Para piorar, a desvalorização tornou as dívidas em dólares mais caras. Se as empresas não podiam pagar, os bancos ficavam em má situação. A crise do câmbio, portanto, virava uma crise das empresas e, numa reação em cadeia, uma crise dos bancos também.
E aí ficou evidente que muitos dos capitais em busca de valorização tinham sido enterrados em projetos inviáveis e na especulação imobiliária.
No mercado financeiro mundial, olhando a corrida, quem tinha investido na Ásia colocou as barbas de molho. Não havia sequer informação suficiente sobre quem de fato tinha emprestado a quem, quanto e em quais condições. A Coréia do Sul já tinha investido na Tailândia, assim como os japoneses, mas havia também muito dinheiro de bancos chineses, que havia sido emprestado para bancos coreanos, que tinham emprestado para bancos tailandeses. Norte- americanos e europeus também estavam com dinheiro em risco.
O pânico foi total. O “santo” capital tinha pés de barro. Os investidores queriam lucros altos e retorno rápido. O risco de não ter retorno destruiu a fé no “milagre” asiático. Percebeu-se que faltava informação, que havia muita corrupção e envolvimento até de familiares dos ditadores asiáticos em “investimentos” que, na prática, eram apenas a compra de terrenos, a construção de palácios ou a compra de armas e bens de luxo.
Quando as coisas começaram a dar errado e o pânico se alastrou, ficou evidente que a euforia com o milagre criara a crença na acumulação de capital numa escala inviável, irreal. E quando o milagre é demais, os capitalistas que são menos “santinhos” logo desconfiam. A fuga de capitais criou um rastilho de desvalorizações cambiais e o aparecimento súbito de montanhas de dívidas impagáveis.

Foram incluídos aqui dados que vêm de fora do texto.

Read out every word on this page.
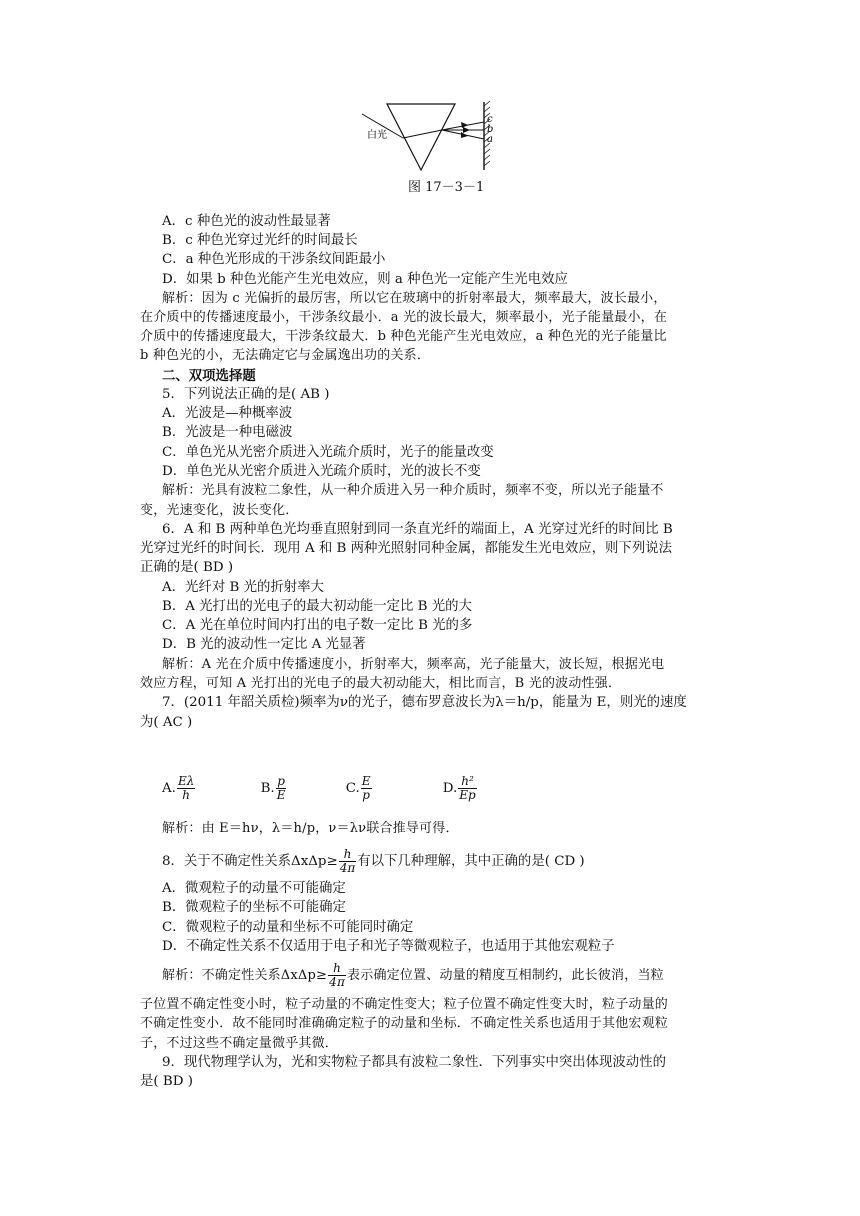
白光
c
b
a
图 17－3－1
A．c 种色光的波动性最显著
B．c 种色光穿过光纤的时间最长
C．a 种色光形成的干涉条纹间距最小
D．如果 b 种色光能产生光电效应，则 a 种色光一定能产生光电效应
解析：因为 c 光偏折的最厉害，所以它在玻璃中的折射率最大，频率最大，波长最小，
在介质中的传播速度最小，干涉条纹最小．a 光的波长最大，频率最小，光子能量最小，在
介质中的传播速度最大，干涉条纹最大．b 种色光能产生光电效应，a 种色光的光子能量比
b 种色光的小，无法确定它与金属逸出功的关系．
二、双项选择题
5．下列说法正确的是( AB )
A．光波是—种概率波
B．光波是一种电磁波
C．单色光从光密介质进入光疏介质时，光子的能量改变
D．单色光从光密介质进入光疏介质时，光的波长不变
解析：光具有波粒二象性，从一种介质进入另一种介质时，频率不变，所以光子能量不
变，光速变化，波长变化．
6．A 和 B 两种单色光均垂直照射到同一条直光纤的端面上，A 光穿过光纤的时间比 B
光穿过光纤的时间长．现用 A 和 B 两种光照射同种金属，都能发生光电效应，则下列说法
正确的是( BD )
A．光纤对 B 光的折射率大
B．A 光打出的光电子的最大初动能一定比 B 光的大
C．A 光在单位时间内打出的电子数一定比 B 光的多
D．B 光的波动性一定比 A 光显著
解析：A 光在介质中传播速度小，折射率大，频率高，光子能量大，波长短，根据光电
效应方程，可知 A 光打出的光电子的最大初动能大，相比而言，B 光的波动性强．
7．(2011 年韶关质检)频率为ν的光子，德布罗意波长为λ＝h/p，能量为 E，则光的速度
为( AC )
A. $\frac{E\lambda}{h}$	B. $\frac{p}{E}$	C. $\frac{E}{p}$	D. $\frac{\text{h²}}{Ep}$
解析：由 E＝hν，λ＝h/p，ν＝λν联合推导可得．
8．关于不确定性关系$\Delta x\Delta p\ge \frac{h}{4\pi}$ 有以下几种理解，其中正确的是( CD )
A．微观粒子的动量不可能确定
B．微观粒子的坐标不可能确定
C．微观粒子的动量和坐标不可能同时确定
D．不确定性关系不仅适用于电子和光子等微观粒子，也适用于其他宏观粒子
解析：不确定性关系$\Delta x\Delta p\ge \frac{h}{4\pi}$ 表示确定位置、动量的精度互相制约，此长彼消，当粒
子位置不确定性变小时，粒子动量的不确定性变大；粒子位置不确定性变大时，粒子动量的
不确定性变小．故不能同时准确确定粒子的动量和坐标．不确定性关系也适用于其他宏观粒
子，不过这些不确定量微乎其微．
9．现代物理学认为，光和实物粒子都具有波粒二象性．下列事实中突出体现波动性的
是( BD )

CAPITAIS FOGEM DAS “ECONOMIAS EMERGENTES
A crise significa o fim do desenvolvimento na Ásia ? Será que agora vai ocorrer um retorno ao estado de letargia semi-feudal anterior à industrialização acelerada ? E os governos, os bancos estatais, as grandes empresas criadas com subsídios do governo, crédito externo fácil ? Vai tudo por água abaixo ?
Para os mais otimistas, haverá um período de penitência. Os asiáticos não são mais tão dignos de confiança, vão enfrentar uma fase sem crédito no mercado. O governo dos Estados Unidos e o FMI, com o apoio das potências ocidentais, querem desmontar as barreiras à entrada que os asiáticos ergueram para defenderem seus mercados. Afirmam que foi justamente o caráter fechado, incestuoso e corrupto do capitalismo asiático que impediu a difusão de mais informação, levando a investimentos errados.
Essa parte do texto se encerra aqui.